Yes, at the risk of sounding like an insane person  misunderstood hyperbole, in a sense, yes.  Simon Ensor has "touched" upon the fact that something bigger than "us" is at play here: here and here and here and (you get the idea).

Mimi Ito wrote a freakin brilliant an incisive, incredible post that has many of us still thinking, annotating, and reflecting.

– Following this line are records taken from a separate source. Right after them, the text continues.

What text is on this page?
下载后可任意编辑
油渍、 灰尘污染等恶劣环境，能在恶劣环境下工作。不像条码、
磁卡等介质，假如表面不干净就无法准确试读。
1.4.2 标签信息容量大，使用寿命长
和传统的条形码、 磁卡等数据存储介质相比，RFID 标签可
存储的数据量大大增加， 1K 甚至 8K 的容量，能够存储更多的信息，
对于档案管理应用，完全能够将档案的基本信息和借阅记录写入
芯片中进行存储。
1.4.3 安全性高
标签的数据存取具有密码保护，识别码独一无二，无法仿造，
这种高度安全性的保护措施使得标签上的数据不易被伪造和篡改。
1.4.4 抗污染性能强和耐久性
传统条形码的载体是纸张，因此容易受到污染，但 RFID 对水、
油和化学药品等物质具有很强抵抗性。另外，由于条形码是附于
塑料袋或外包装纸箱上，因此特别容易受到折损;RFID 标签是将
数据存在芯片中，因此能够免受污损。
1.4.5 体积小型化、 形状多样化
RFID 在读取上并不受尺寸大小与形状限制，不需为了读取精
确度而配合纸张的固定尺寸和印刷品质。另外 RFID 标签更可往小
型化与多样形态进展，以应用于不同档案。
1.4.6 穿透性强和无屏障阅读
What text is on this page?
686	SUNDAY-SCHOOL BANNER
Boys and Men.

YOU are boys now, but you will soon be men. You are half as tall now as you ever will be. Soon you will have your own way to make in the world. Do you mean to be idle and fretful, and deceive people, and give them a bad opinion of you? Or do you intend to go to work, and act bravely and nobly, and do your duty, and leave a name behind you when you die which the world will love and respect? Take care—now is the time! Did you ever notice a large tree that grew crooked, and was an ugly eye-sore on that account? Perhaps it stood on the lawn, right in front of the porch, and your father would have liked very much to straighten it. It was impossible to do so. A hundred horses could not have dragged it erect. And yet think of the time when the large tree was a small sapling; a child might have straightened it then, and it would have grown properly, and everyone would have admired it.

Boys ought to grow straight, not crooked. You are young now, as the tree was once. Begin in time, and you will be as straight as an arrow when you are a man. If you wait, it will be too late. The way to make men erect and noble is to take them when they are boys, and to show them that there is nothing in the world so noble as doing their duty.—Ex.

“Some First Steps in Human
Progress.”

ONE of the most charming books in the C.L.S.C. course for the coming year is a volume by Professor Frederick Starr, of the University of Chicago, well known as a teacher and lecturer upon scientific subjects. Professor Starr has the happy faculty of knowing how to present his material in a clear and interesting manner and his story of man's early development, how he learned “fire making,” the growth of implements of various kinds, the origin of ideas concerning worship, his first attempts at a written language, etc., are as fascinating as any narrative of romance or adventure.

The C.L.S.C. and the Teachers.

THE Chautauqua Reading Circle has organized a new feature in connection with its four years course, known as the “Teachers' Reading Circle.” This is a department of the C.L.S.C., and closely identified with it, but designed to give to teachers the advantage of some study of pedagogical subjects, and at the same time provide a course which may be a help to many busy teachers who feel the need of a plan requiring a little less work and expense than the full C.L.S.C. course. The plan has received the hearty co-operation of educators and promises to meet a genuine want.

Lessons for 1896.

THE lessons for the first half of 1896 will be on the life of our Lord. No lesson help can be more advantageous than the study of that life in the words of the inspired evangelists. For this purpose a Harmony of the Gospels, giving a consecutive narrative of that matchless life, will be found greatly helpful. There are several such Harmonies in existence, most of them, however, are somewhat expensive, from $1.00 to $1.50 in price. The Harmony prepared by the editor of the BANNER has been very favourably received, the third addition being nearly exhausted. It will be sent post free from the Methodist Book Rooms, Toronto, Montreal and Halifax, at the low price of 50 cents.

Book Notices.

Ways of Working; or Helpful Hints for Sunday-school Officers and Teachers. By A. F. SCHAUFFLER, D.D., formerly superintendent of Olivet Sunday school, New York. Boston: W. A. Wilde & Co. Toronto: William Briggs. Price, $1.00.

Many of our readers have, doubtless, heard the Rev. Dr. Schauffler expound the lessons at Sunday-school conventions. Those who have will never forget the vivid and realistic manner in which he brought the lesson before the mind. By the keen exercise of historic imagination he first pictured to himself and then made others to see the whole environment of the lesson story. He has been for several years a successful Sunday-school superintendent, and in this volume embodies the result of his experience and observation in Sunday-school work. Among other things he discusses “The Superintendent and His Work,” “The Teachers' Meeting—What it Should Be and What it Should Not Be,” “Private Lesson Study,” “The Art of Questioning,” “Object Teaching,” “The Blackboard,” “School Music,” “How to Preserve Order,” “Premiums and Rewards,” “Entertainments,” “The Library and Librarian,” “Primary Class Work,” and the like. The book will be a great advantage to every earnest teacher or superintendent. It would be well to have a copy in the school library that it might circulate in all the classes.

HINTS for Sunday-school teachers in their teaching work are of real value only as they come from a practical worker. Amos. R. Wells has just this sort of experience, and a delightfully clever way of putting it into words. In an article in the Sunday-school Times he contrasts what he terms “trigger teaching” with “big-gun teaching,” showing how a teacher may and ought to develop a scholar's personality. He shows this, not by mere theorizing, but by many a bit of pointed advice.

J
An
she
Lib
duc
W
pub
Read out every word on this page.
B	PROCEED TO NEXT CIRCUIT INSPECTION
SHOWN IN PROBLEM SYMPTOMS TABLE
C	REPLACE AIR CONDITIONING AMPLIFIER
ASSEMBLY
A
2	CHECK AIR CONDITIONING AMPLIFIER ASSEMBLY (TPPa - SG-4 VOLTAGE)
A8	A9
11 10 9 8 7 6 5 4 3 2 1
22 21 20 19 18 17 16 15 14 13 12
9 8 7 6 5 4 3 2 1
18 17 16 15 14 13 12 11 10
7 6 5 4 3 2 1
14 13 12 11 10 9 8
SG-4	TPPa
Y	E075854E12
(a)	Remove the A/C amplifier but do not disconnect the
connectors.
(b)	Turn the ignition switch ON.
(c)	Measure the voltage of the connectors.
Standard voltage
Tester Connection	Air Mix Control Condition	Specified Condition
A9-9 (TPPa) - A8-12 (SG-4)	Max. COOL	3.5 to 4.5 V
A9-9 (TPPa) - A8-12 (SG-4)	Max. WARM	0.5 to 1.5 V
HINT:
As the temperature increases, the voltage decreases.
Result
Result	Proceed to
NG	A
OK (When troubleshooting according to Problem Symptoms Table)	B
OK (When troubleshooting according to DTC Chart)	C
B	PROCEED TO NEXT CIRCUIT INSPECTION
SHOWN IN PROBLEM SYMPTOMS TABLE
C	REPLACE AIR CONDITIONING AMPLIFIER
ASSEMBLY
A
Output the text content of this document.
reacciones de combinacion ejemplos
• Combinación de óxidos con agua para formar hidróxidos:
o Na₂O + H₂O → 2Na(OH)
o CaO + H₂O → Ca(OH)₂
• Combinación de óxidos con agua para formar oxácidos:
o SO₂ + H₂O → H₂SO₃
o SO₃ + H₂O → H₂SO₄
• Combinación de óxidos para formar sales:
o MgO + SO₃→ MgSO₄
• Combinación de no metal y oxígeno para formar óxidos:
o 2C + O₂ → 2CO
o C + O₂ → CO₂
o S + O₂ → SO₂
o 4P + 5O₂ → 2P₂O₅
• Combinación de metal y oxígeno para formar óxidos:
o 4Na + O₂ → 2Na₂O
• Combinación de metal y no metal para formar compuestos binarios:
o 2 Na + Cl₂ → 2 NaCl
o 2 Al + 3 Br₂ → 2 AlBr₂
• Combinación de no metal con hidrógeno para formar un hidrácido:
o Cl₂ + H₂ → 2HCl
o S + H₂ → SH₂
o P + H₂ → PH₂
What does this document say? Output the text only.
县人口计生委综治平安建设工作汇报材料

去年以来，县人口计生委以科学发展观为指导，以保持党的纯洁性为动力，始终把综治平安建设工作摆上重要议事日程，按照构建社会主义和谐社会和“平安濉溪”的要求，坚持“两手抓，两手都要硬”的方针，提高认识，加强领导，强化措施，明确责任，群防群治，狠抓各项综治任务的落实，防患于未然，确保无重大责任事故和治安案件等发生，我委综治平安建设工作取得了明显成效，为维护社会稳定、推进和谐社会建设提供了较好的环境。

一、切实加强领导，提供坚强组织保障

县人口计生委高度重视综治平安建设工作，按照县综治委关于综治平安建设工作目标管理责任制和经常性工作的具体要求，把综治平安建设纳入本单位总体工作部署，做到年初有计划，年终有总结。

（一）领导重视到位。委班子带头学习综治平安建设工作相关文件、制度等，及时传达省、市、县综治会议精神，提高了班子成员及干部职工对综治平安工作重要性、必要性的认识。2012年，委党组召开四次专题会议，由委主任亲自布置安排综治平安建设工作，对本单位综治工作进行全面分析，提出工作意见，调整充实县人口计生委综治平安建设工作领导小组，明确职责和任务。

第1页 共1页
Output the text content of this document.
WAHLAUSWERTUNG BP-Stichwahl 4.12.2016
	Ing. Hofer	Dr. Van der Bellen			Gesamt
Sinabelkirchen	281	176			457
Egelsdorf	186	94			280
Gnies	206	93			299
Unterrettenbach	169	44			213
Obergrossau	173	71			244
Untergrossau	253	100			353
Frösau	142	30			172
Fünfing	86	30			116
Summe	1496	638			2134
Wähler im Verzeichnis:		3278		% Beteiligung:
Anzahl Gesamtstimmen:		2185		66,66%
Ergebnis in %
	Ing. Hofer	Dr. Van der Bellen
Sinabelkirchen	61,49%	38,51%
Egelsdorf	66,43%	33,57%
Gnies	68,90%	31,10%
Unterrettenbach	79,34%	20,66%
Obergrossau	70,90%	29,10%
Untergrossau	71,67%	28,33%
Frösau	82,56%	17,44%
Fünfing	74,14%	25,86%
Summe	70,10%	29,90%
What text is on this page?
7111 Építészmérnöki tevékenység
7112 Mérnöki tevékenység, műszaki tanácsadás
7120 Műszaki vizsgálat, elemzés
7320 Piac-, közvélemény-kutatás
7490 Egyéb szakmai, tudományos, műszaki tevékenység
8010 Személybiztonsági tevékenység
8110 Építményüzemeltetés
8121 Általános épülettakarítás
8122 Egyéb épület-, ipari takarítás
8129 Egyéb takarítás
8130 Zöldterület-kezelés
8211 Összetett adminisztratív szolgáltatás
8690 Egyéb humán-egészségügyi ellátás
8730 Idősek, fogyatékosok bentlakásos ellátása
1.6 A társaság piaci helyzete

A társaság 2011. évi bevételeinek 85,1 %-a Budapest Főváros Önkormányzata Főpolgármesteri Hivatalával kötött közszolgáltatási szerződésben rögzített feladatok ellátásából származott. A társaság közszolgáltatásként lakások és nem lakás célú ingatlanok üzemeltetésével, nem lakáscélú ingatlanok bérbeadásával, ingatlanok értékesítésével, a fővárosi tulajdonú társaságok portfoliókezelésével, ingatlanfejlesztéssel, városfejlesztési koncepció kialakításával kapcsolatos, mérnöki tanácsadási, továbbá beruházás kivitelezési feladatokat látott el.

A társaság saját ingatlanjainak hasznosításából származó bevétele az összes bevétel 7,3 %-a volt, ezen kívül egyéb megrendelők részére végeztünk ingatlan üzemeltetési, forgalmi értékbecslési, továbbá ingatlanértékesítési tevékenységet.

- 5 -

Maha Bali was inspired to reflect on the aspect of Mimi's post that discussed preferring to read blogs to reading recommended books. Mimi's post was added to the Diigo group so we could all jump in and annotate.

So many things in Mimi's post resonated with me - and made me laugh.  Was +Alan Levine @cogdog more than one person, an amalgamation?  And was +Kevin Hodgson @dogtrax also more than one person?  They are able to make so many connections that they seem superhuman.  They've assured us they are each one person and also two different people.  

What inspired me to create what I think of as the Twitter Haystack image, though, was what she said about @howardrheingold and anxiety:  [he] wakes up in the morning worried that a co-pilot has fallen asleep at the wheel or that the delicate social machinery we've stitched together is going to fall apart." Mimi then goes on to say that in her opinion, "We may not be too big to fail, but [she] would like to believe that we are too diverse to fail and distributed to fail."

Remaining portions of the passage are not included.